Sunday, June 28, 2015

A NEED FOR COMPLETION

Having just  finished the Shaw family history book,  British Roots, Colonial Branches, the book documenting my paternal grandmother's mostly English family, I am starting in earnest on my fifth family history book.  This book will document the Schulien family who originally came from the town of Losheim in the Saarland area of Germany.  Several branches came to this country in the 1800s, one of which was that of my maternal great, great grandfather Mathias Schulien.

Mathias and his wife Maria Petry had four children in Germany before they emigrated and settled in Ohio.  After arriving in America, they had one more child, Joseph, who was my great grandfather.  Joseph married Mary Gertrude Frecker, also from a German family, and they had 8 children, including my maternal grandmother, Mary Bernadine Schulien or "Bernie," as everyone called her, including some of her grandchildren.

Bernie and her husband Alfred Mueller had 5 children before Alfred was killed in a train accident. The youngest child was my mother, Frances.

While I had a close relationship with my grandmother, aunts and uncles in the Schulien-Mueller clan, I did not know too many extended family members.  I remember hearing my mother speak fondly of all of them, so I do remember names.  And I did visit a few, so I have some memories of those visits.  But other than that, I have had to start from a place of ignorance regarding the larger extended family.  Fortunately my cousins Jim Lisk and Tim Schulien, who lived in Ohio in their youth, have helped me get started and fill out much of the more recent generations.

And so, for the past few weeks, I have buried myself in the Schulien family tree and I have to say, the task is monumental.  These Schuliens certainly did not have fertility problems.  Most of the families, in both Germany and the United States, had at least five or six children, and many had ten or twelve.  Needless to say, in trying to trace each branch of the family to the present day, the sheer number of individuals is overwhelming.  And it is easy to get lost.  Then, just when I think I have a handle on things, I find that there are several intermarriages, making me loop back to another family which is already in the family tree, whereupon I get completely lost in the weeds.

This afternoon, I've spent hours on just a handful of people.  I was working on some descandents of one of the Schuliens, whose family name is Kehres.  I found three men with the same first name and surname Kehres, all born within a year or two of each other and it took me two hours to figure out which one belonged in my tree.  I tell myself I shouldn't care about these second cousins, once removed, or 1st cousins, 3 times removed, but I have this need for completion, and unless I can come close to completing this tree, I won't be satisfied.

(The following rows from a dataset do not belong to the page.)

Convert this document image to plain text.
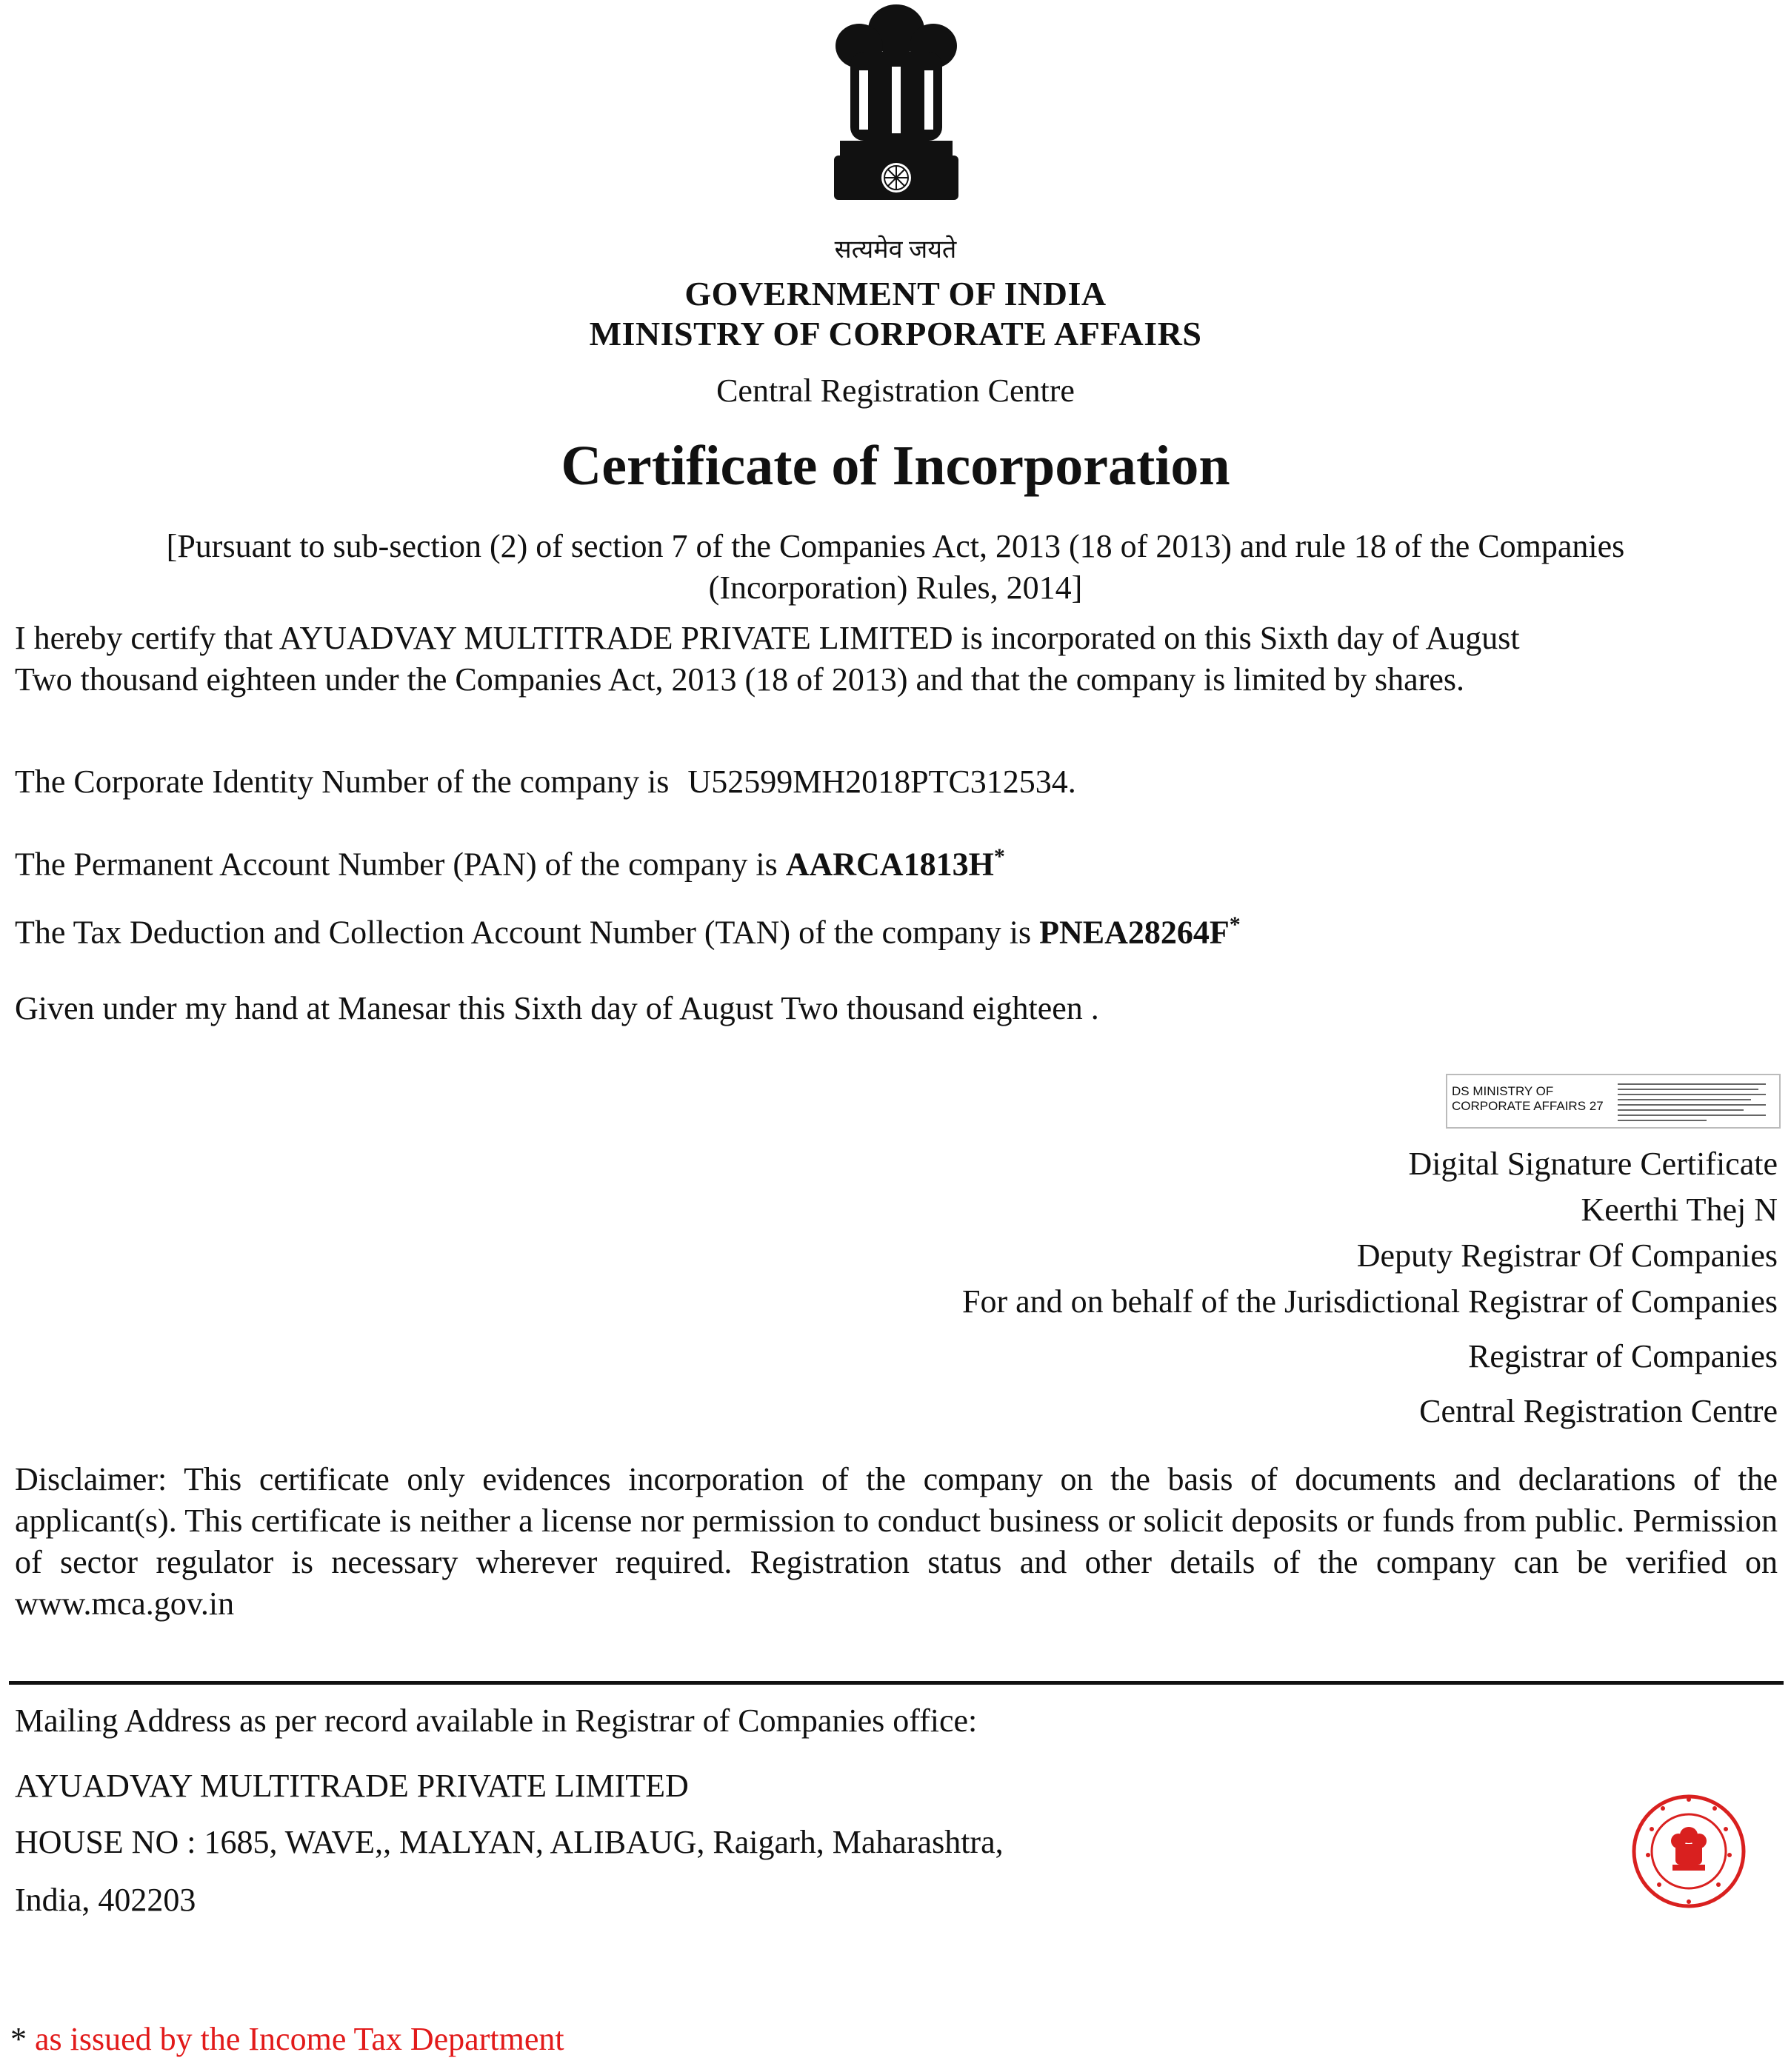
सत्यमेव जयते
GOVERNMENT OF INDIA
MINISTRY OF CORPORATE AFFAIRS
Central Registration Centre
Certificate of Incorporation
[Pursuant to sub-section (2) of section 7 of the Companies Act, 2013 (18 of 2013) and rule 18 of the Companies
(Incorporation) Rules, 2014]
I hereby certify that AYUADVAY MULTITRADE PRIVATE LIMITED is incorporated on this Sixth day of August
Two thousand eighteen under the Companies Act, 2013 (18 of 2013) and that the company is limited by shares.
The Corporate Identity Number of the company is U52599MH2018PTC312534.
The Permanent Account Number (PAN) of the company is AARCA1813H*
The Tax Deduction and Collection Account Number (TAN) of the company is PNEA28264F*
Given under my hand at Manesar this Sixth day of August Two thousand eighteen .
DS MINISTRY OF
CORPORATE AFFAIRS 27
Digital Signature Certificate
Keerthi Thej N
Deputy Registrar Of Companies
For and on behalf of the Jurisdictional Registrar of Companies
Registrar of Companies
Central Registration Centre
Disclaimer: This certificate only evidences incorporation of the company on the basis of documents and declarations of the applicant(s). This certificate is neither a license nor permission to conduct business or solicit deposits or funds from public. Permission of sector regulator is necessary wherever required. Registration status and other details of the company can be verified on www.mca.gov.in
Mailing Address as per record available in Registrar of Companies office:
AYUADVAY MULTITRADE PRIVATE LIMITED
HOUSE NO : 1685, WAVE,, MALYAN, ALIBAUG, Raigarh, Maharashtra,
India, 402203
* as issued by the Income Tax Department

It's hard to explain to someone who doesn't do genealogy, but it's sort of like trying to finish a jigsaw puzzle or a crossword that you've started.   It isn't good enough to have the puzzle finished except for a few pieces the dog chewed up, or that might have gotten lost.  It isn't okay to be minus two or three words in that crossword.  You won't rest until you finish.

Of course, doing a family tree that dates all the way back to 1790 is a bit different.  No, it's a lot different. To find all the records and verification on just one person can take hours or days.  Other people are much easier to find.  But I have learned that every family history book I do takes about a year of full time work - work that is a labor of love, I might add, as I get no income from this.  This tree, however, might take a bit longer.  The fact is, I don't want to work full time on it as I have other things I enjoy doing, so it might take more like two years.

Sometimes, because of the way it drives me to continue searching, I wish I had never started.  Other times I tell myself that this is something I'm really good at - finding hard to find people -  and I know the finished product - a family history book that will endure long past the time when I'm on this planet, will be something I will be proud to complete.